# Tutorial For ppo_torch

In this notebook, I will go through how PPO works and how it is implemented in the `ppo_torch` library. This notebook does not contain any code for training, in the hope that the training loop is self-explanitory. Here is a list of what this notebook will go through:

- [Creating multi-layer perceptrons](#mlp)
- [Creating Actors](#actors_create)
- [Updating Actors](#actors_update)
- [Creating Critics](#critics_create)
- [Updating Critics](#critics_update)
- [Replay Buffer](#replay_buffer)

In [10]:
import numpy as np
import torch
from torch import nn

from actor import ActorContinuous, ActorDiscrete
from critic import Critic
from mlp import mlp

## Creating Multi-Layer Perceptrons
<a id='mlp'></a>

The function that creates a multi-layer perceptron, `mlp()`, is defined in `mlp.py`. It takes in two lists

- `feature_sizes`: a list of the size of each layer of the mlp
- `activation`: a list of the activation functions for each layer of the mlp

For example, if the MLP has input size of 8, output size of 4 and 2 hidden layers of size 16, we will define `nn_size = [8, 16, 16, 4]`. Since there are three layers:

- Input Layer (8, 16)
- Hidden Layer (16, 16)
- Output Layer (16, 4)

and we set all layers to have ReLU activation, we can define `activations = [nn.ReLU, nn.ReLU, nn.ReLU]`.

In [11]:
nn_sizes = [8, 16, 16, 4]
activations = [nn.ReLU, nn.ReLU, nn.ReLU]
mlp_model = mlp(nn_sizes, activations)
print(mlp_model)

Sequential(
  (0): Linear(in_features=8, out_features=16, bias=True)
  (1): ReLU()
  (2): Linear(in_features=16, out_features=16, bias=True)
  (3): ReLU()
  (4): Linear(in_features=16, out_features=4, bias=True)
  (5): ReLU()
)


## Create Actors
<a id='actors_create'></a>

We can set that the `obs_dim = 8` and `act_dim = 4`, we also set the hidden layer have both the `in_feature` and `out_feature` to be 16. Thus, we have `hidden_dim = [16, 16]`. Additionally, we use ReLU for all of the activations, then we have `activations = [nn.ReLU, nn.ReLU, nn.ReLU]`.

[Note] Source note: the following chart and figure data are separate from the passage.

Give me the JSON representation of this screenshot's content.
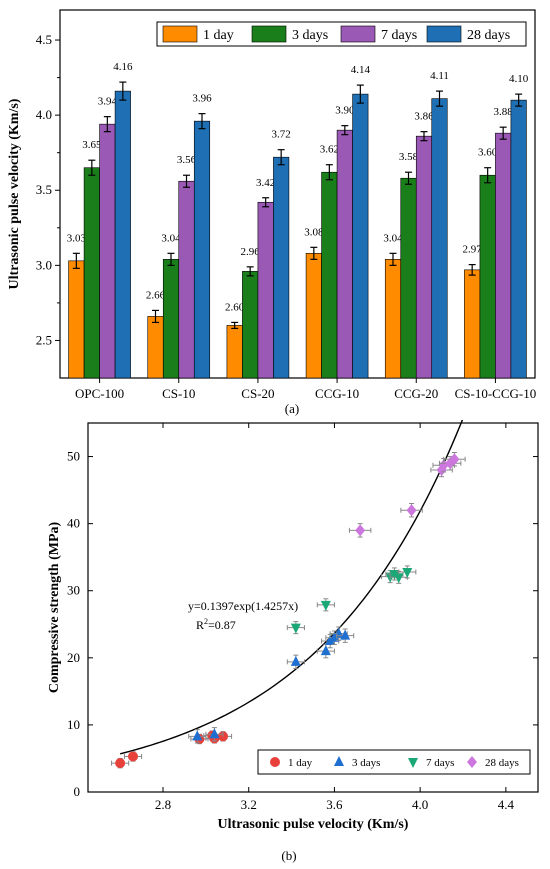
{
  "chart_data": [
    {
      "type": "bar",
      "panel_label": "(a)",
      "ylabel": "Ultrasonic pulse velocity (Km/s)",
      "xlabel": "",
      "ylim": [
        2.25,
        4.7
      ],
      "yticks": [
        "2.5",
        "3.0",
        "3.5",
        "4.0",
        "4.5"
      ],
      "categories": [
        "OPC-100",
        "CS-10",
        "CS-20",
        "CCG-10",
        "CCG-20",
        "CS-10-CCG-10"
      ],
      "legend_position": "top-right",
      "series": [
        {
          "name": "1 day",
          "color": "#ff8c00",
          "values": [
            3.03,
            2.66,
            2.6,
            3.08,
            3.04,
            2.97
          ],
          "labels": [
            "3.03",
            "2.66",
            "2.60",
            "3.08",
            "3.04",
            "2.97"
          ],
          "errors": [
            0.05,
            0.04,
            0.02,
            0.04,
            0.04,
            0.035
          ]
        },
        {
          "name": "3 days",
          "color": "#1a7f1a",
          "values": [
            3.65,
            3.04,
            2.96,
            3.62,
            3.58,
            3.6
          ],
          "labels": [
            "3.65",
            "3.04",
            "2.96",
            "3.62",
            "3.58",
            "3.60"
          ],
          "errors": [
            0.05,
            0.04,
            0.03,
            0.05,
            0.04,
            0.05
          ]
        },
        {
          "name": "7 days",
          "color": "#9b59b6",
          "values": [
            3.94,
            3.56,
            3.42,
            3.9,
            3.86,
            3.88
          ],
          "labels": [
            "3.94",
            "3.56",
            "3.42",
            "3.90",
            "3.86",
            "3.88"
          ],
          "errors": [
            0.05,
            0.04,
            0.03,
            0.03,
            0.03,
            0.04
          ]
        },
        {
          "name": "28 days",
          "color": "#1f6fb5",
          "values": [
            4.16,
            3.96,
            3.72,
            4.14,
            4.11,
            4.1
          ],
          "labels": [
            "4.16",
            "3.96",
            "3.72",
            "4.14",
            "4.11",
            "4.10"
          ],
          "errors": [
            0.06,
            0.05,
            0.05,
            0.06,
            0.05,
            0.04
          ]
        }
      ]
    },
    {
      "type": "scatter",
      "panel_label": "(b)",
      "xlabel": "Ultrasonic pulse velocity (Km/s)",
      "ylabel": "Compressive strength (MPa)",
      "xlim": [
        2.45,
        4.55
      ],
      "ylim": [
        0,
        55
      ],
      "xticks": [
        2.8,
        3.2,
        3.6,
        4.0,
        4.4
      ],
      "xtick_labels": [
        "2.8",
        "3.2",
        "3.6",
        "4.0",
        "4.4"
      ],
      "yticks": [
        0,
        10,
        20,
        30,
        40,
        50
      ],
      "ytick_labels": [
        "0",
        "10",
        "20",
        "30",
        "40",
        "50"
      ],
      "fit": {
        "a": 0.1397,
        "b": 1.4257,
        "x_range": [
          2.6,
          4.25
        ],
        "equation": "y=0.1397exp(1.4257x)",
        "r2_prefix": "R",
        "r2_sup": "2",
        "r2_value": "=0.87"
      },
      "legend_position": "bottom-right",
      "series": [
        {
          "name": "1 day",
          "color": "#e8413c",
          "marker": "circle",
          "points": [
            [
              2.6,
              4.3
            ],
            [
              2.66,
              5.3
            ],
            [
              2.97,
              7.9
            ],
            [
              3.03,
              8.4
            ],
            [
              3.04,
              8.0
            ],
            [
              3.08,
              8.3
            ]
          ],
          "xerr": 0.04,
          "yerr": 0.7
        },
        {
          "name": "3 days",
          "color": "#1f6fd0",
          "marker": "triangle-up",
          "points": [
            [
              2.96,
              8.3
            ],
            [
              3.04,
              8.6
            ],
            [
              3.42,
              19.4
            ],
            [
              3.56,
              21.0
            ],
            [
              3.58,
              22.5
            ],
            [
              3.6,
              23.0
            ],
            [
              3.62,
              23.6
            ],
            [
              3.65,
              23.3
            ]
          ],
          "xerr": 0.04,
          "yerr": 1.0
        },
        {
          "name": "7 days",
          "color": "#1aa876",
          "marker": "triangle-down",
          "points": [
            [
              3.42,
              24.5
            ],
            [
              3.56,
              27.9
            ],
            [
              3.86,
              32.1
            ],
            [
              3.88,
              32.5
            ],
            [
              3.9,
              32.0
            ],
            [
              3.94,
              32.8
            ]
          ],
          "xerr": 0.04,
          "yerr": 0.9
        },
        {
          "name": "28 days",
          "color": "#cc77dd",
          "marker": "diamond",
          "points": [
            [
              3.72,
              39.0
            ],
            [
              3.96,
              42.0
            ],
            [
              4.1,
              48.0
            ],
            [
              4.11,
              48.7
            ],
            [
              4.14,
              49.0
            ],
            [
              4.16,
              49.6
            ]
          ],
          "xerr": 0.05,
          "yerr": 1.0
        }
      ]
    }
  ]
}
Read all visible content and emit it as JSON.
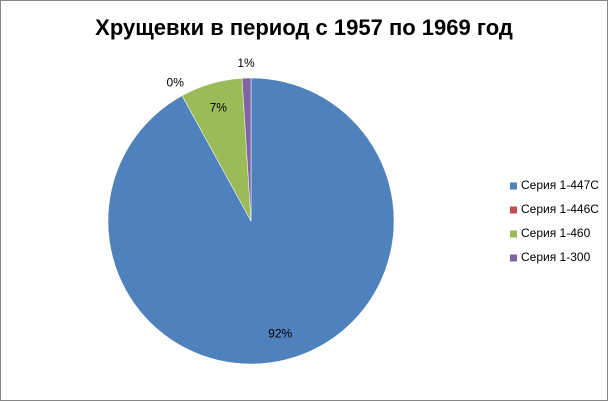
{
  "chart_data": {
    "type": "pie",
    "title": "Хрущевки в период с 1957 по 1969 год",
    "categories": [
      "Серия 1-447С",
      "Серия 1-446С",
      "Серия 1-460",
      "Серия 1-300"
    ],
    "values": [
      92,
      0,
      7,
      1
    ],
    "value_labels": [
      "92%",
      "0%",
      "7%",
      "1%"
    ],
    "colors": [
      "#4f81bd",
      "#c0504d",
      "#9bbb59",
      "#8064a2"
    ],
    "legend": "right"
  }
}
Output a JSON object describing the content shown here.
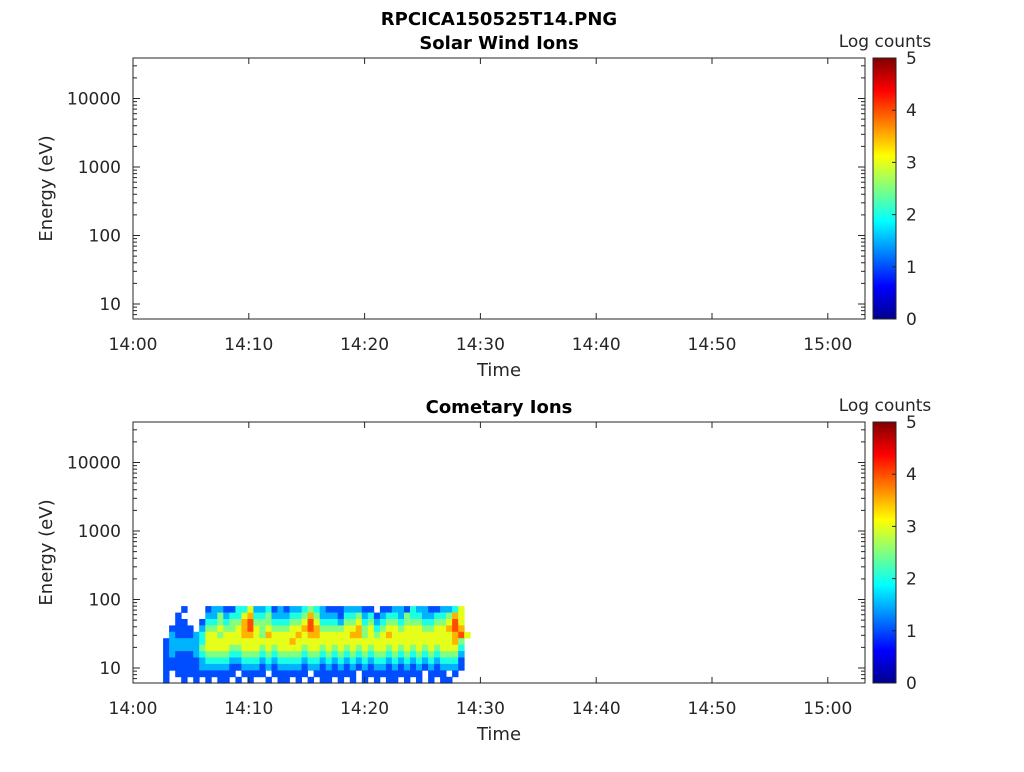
{
  "chart_data": {
    "type": "heatmap",
    "title": "RPCICA150525T14.PNG",
    "colorbar": {
      "label": "Log counts",
      "range": [
        0,
        5
      ],
      "ticks": [
        "0",
        "1",
        "2",
        "3",
        "4",
        "5"
      ],
      "colormap": "jet"
    },
    "xticks": [
      "14:00",
      "14:10",
      "14:20",
      "14:30",
      "14:40",
      "14:50",
      "15:00"
    ],
    "xtick_minutes": [
      0,
      10,
      20,
      30,
      40,
      50,
      60
    ],
    "xlim_minutes_after_14_00": [
      0,
      63.2
    ],
    "yticks": [
      "10",
      "100",
      "1000",
      "10000"
    ],
    "ytick_values": [
      10,
      100,
      1000,
      10000
    ],
    "ylim": [
      6,
      38000
    ],
    "panels": [
      {
        "title": "Solar Wind Ions",
        "xlabel": "Time",
        "ylabel": "Energy (eV)",
        "data": null
      },
      {
        "title": "Cometary Ions",
        "xlabel": "Time",
        "ylabel": "Energy (eV)",
        "data": {
          "time_start_minutes": 2.6,
          "time_step_minutes": 0.52,
          "energy_min": 6,
          "energy_max": 80,
          "value_scale": 0.5,
          "rows_high_to_low_energy": [
            "...2...2332244633423233454322233322.22332433223346",
            "..2....3353446744533344575333244534234435443344576",
            "..22..24454557855544455686444355645345545554455686",
            ".2222.35565567865655566787555566756456656665566787",
            ".32223466566677657666676776666677565676666666666786",
            "23333346666666666666676666666666666666666666666675",
            "23333356666556665656666566565656565665656565656664",
            "23222345555445554545555455454545454554545454545553",
            "22222234444334443434444344343434343443434343434442",
            "22222233333223332323333233232323232332323232323332",
            "2.2222222222.2222.222222.2222222.2222222222.222.2.",
            "2..2.2.2.22.2.2..2.22.2.2.22.2.2.2.2.22.2.2.2.22.."
          ]
        }
      }
    ]
  }
}
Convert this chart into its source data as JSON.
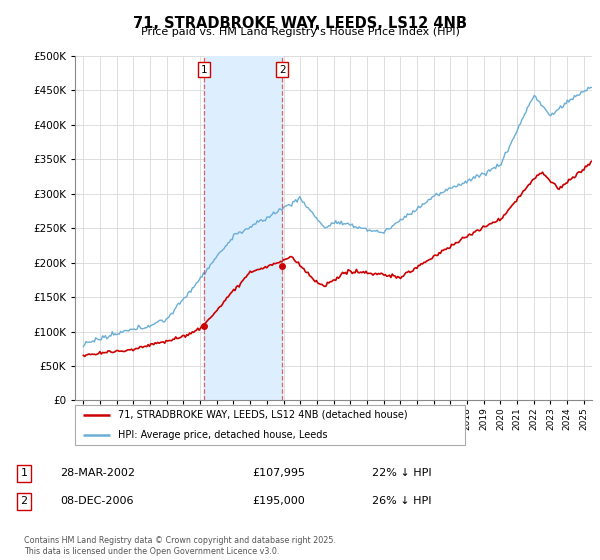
{
  "title": "71, STRADBROKE WAY, LEEDS, LS12 4NB",
  "subtitle": "Price paid vs. HM Land Registry's House Price Index (HPI)",
  "ylim": [
    0,
    500000
  ],
  "yticks": [
    0,
    50000,
    100000,
    150000,
    200000,
    250000,
    300000,
    350000,
    400000,
    450000,
    500000
  ],
  "xlim_start": 1994.5,
  "xlim_end": 2025.5,
  "grid_color": "#d8d8d8",
  "hpi_color": "#6aaed6",
  "price_color": "#cc0000",
  "shade_color": "#ddeeff",
  "purchase1_year": 2002.22,
  "purchase1_price": 107995,
  "purchase1_label": "1",
  "purchase1_date": "28-MAR-2002",
  "purchase1_hpi_pct": "22% ↓ HPI",
  "purchase2_year": 2006.92,
  "purchase2_price": 195000,
  "purchase2_label": "2",
  "purchase2_date": "08-DEC-2006",
  "purchase2_hpi_pct": "26% ↓ HPI",
  "legend_line1": "71, STRADBROKE WAY, LEEDS, LS12 4NB (detached house)",
  "legend_line2": "HPI: Average price, detached house, Leeds",
  "footnote": "Contains HM Land Registry data © Crown copyright and database right 2025.\nThis data is licensed under the Open Government Licence v3.0.",
  "annotation1_info": "£107,995",
  "annotation2_info": "£195,000"
}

Using this set up, we can define actors for both continuous and discrete action spaces. First, we define a discrete actor using the `ActorDiscrete` class, which is defined in `actor.py`. 

In [12]:
obs_dim = 8
act_dim = 4
hidden_dim = [16, 16]
activations = [nn.ReLU, nn.ReLU, nn.ReLU]

actor_d = ActorDiscrete(obs_dim, act_dim, hidden_dim, activations)

In [13]:
print(actor_d.net)

Sequential(
  (0): Linear(in_features=8, out_features=16, bias=True)
  (1): ReLU()
  (2): Linear(in_features=16, out_features=16, bias=True)
  (3): ReLU()
  (4): Linear(in_features=16, out_features=4, bias=True)
  (5): ReLU()
)


Here we can see that the neural network is defined as `actor_d.net`. Next, we see what is the output of `actor_d.forward(obs)`, note this can be directly called using `actor_d(obs)`.

In [14]:
obs = torch.ones(1, 8)
pi, _ = actor_d(obs)
print(pi)
print(pi.sample())

Categorical(logits: torch.Size([1, 4]))
tensor([2])


We see that the output is not the action, but a probability distribution. Here for discrete actions, the output of `actor_d` is a `Categorical` distribution, we can sample from this distribution `pi` using `pi.sample()`. The output of this sampling is the index of the sampled action, here the output will only be 0, 1, 2, 3.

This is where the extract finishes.